Marianne Moore was an American poet, born in Missouri today in 1887. Here’s her basic information, from Wikipedia: “Marianne Craig Moore (November 15, 1887 – February 5, 1972) was an American Modernist poet, critic, translator, and editor. Her poetry is noted for formal innovation, precise diction, irony, and wit.”
One of her well-known poems is called “Armor’s Undermining Modesty,” and was written in 1950. Here is a two-stanza excerpt:
Arise, for it is day.
Even gifted scholars lose their way
through faulty etymology.
No wonder we hate poetry,
and new stars and harps and the new moon. If tributes cannot
be implicit,give me diatribes and the fragrance of iodine,
the cork oak acorn grown in Spain;
the pale-ale-eyed impersonal look
which the sales-placard gives the bock beer buck.

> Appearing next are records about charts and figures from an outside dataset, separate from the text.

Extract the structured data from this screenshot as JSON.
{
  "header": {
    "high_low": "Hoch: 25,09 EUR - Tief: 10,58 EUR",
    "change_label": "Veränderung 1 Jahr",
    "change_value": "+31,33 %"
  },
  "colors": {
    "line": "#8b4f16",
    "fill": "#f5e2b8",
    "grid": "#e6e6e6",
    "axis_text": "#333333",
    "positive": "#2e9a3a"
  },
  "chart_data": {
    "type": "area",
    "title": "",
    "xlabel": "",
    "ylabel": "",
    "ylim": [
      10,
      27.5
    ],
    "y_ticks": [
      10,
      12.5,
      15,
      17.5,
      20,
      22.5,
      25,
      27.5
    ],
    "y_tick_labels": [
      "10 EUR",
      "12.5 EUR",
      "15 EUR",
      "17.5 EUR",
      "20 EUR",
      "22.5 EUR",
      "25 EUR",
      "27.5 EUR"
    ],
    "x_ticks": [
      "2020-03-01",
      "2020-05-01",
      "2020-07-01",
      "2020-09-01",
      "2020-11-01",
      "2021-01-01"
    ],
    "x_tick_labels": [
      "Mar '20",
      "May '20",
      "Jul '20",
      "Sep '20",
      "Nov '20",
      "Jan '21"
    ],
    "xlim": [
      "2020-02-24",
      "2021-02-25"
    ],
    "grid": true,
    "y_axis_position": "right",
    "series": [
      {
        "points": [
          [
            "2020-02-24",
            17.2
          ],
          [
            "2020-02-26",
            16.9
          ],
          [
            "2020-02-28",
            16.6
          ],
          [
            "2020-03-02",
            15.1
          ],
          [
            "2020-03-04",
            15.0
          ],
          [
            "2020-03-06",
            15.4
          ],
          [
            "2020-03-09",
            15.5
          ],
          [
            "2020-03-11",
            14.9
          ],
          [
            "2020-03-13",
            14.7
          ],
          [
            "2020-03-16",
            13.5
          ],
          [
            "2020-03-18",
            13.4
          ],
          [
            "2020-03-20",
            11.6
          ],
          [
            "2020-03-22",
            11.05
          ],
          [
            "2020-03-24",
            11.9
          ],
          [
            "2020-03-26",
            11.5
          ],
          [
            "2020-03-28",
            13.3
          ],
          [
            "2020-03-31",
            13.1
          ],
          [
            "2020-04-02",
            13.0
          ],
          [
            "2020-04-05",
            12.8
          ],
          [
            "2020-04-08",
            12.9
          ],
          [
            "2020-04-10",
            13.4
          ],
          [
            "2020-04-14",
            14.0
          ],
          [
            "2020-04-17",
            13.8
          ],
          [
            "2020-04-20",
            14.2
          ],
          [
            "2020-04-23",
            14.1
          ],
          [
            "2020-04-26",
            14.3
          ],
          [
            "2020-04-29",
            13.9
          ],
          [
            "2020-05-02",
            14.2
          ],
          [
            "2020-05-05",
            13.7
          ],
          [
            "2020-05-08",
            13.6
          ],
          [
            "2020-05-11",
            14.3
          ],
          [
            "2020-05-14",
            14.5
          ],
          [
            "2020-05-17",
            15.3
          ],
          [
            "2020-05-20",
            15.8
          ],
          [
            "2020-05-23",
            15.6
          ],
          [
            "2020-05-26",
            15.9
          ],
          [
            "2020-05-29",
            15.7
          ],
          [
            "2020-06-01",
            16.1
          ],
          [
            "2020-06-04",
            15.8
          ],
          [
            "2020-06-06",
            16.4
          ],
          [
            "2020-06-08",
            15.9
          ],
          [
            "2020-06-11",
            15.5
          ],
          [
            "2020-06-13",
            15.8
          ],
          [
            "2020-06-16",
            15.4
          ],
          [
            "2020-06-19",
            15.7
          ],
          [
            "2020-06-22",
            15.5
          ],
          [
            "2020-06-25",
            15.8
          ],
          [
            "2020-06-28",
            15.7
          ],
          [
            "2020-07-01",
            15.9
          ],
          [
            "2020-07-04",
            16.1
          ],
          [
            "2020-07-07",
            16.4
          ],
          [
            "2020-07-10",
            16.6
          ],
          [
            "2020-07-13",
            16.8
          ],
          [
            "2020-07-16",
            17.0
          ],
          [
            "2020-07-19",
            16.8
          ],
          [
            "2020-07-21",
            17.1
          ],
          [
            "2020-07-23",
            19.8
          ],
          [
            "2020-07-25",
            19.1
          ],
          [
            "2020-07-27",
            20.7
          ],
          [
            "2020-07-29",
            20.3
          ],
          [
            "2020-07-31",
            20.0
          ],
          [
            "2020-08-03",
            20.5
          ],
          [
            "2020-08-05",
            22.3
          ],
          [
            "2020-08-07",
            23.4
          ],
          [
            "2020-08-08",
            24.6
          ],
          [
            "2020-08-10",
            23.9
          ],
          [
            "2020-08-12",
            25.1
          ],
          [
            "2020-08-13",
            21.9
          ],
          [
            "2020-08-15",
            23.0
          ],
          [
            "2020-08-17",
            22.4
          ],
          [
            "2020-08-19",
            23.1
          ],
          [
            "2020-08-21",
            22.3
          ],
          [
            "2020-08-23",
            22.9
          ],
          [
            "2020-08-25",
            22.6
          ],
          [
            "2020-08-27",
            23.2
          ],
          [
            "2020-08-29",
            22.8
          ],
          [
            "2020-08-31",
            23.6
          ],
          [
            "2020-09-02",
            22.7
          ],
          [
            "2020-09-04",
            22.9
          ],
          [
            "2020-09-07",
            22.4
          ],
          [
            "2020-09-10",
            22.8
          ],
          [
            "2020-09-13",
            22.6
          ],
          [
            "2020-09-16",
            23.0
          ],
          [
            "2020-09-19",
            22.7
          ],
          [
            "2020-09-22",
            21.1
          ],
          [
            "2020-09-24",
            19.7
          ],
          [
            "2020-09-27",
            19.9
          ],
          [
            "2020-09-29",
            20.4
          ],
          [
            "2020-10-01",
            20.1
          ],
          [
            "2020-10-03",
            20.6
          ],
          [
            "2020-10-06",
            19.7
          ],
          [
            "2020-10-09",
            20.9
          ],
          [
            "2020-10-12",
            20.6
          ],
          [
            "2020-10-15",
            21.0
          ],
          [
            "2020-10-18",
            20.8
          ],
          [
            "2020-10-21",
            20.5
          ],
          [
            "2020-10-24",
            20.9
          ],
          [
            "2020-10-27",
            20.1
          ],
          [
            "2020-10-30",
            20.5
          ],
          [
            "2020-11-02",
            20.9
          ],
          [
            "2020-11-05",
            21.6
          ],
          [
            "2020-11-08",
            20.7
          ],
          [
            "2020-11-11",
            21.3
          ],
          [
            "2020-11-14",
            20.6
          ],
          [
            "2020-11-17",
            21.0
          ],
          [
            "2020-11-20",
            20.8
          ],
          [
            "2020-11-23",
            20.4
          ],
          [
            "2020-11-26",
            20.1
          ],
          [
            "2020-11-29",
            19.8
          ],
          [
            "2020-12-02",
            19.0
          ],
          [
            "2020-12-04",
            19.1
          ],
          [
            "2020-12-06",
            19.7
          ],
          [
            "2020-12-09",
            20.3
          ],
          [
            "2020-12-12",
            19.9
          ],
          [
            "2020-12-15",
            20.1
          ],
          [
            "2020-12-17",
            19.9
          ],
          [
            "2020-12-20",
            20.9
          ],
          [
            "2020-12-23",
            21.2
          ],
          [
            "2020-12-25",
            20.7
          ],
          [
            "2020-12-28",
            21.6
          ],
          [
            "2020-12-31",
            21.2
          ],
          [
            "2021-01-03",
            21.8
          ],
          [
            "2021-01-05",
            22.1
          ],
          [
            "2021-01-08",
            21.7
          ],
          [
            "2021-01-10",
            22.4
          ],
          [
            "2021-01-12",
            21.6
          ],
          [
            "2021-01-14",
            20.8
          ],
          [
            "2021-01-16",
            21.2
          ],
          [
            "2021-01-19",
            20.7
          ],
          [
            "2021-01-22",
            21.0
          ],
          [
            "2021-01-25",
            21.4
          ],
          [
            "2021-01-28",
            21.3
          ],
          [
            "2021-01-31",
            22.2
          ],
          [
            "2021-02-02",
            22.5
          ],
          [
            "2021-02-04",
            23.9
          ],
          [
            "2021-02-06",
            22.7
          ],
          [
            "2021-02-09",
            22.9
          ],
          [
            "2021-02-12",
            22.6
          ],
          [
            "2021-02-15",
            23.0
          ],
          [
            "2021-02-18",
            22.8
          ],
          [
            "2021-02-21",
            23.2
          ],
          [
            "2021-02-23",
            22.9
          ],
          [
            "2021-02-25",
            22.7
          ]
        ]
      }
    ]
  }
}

What is more precise than precision? Illusion.
According to the footnote to the poem, the “bock beer buck” Moore referred to was a New Jersey brand called “Old Bohemian Bock Beer,” which was brewed by Eastern Beverage Company of Hammonton. Below is a label of “Old Bohemian Bock Beer” from the year she wrote the poem, 1950.
But according to Moore herself, the inspiration for that line came from a poster, not a beer label, that was advertising their bock beer, and the “buck” refers to the male goat used in both the poster and labels. I don’t know if this is the same poster (probably not) but it was the only one I could find.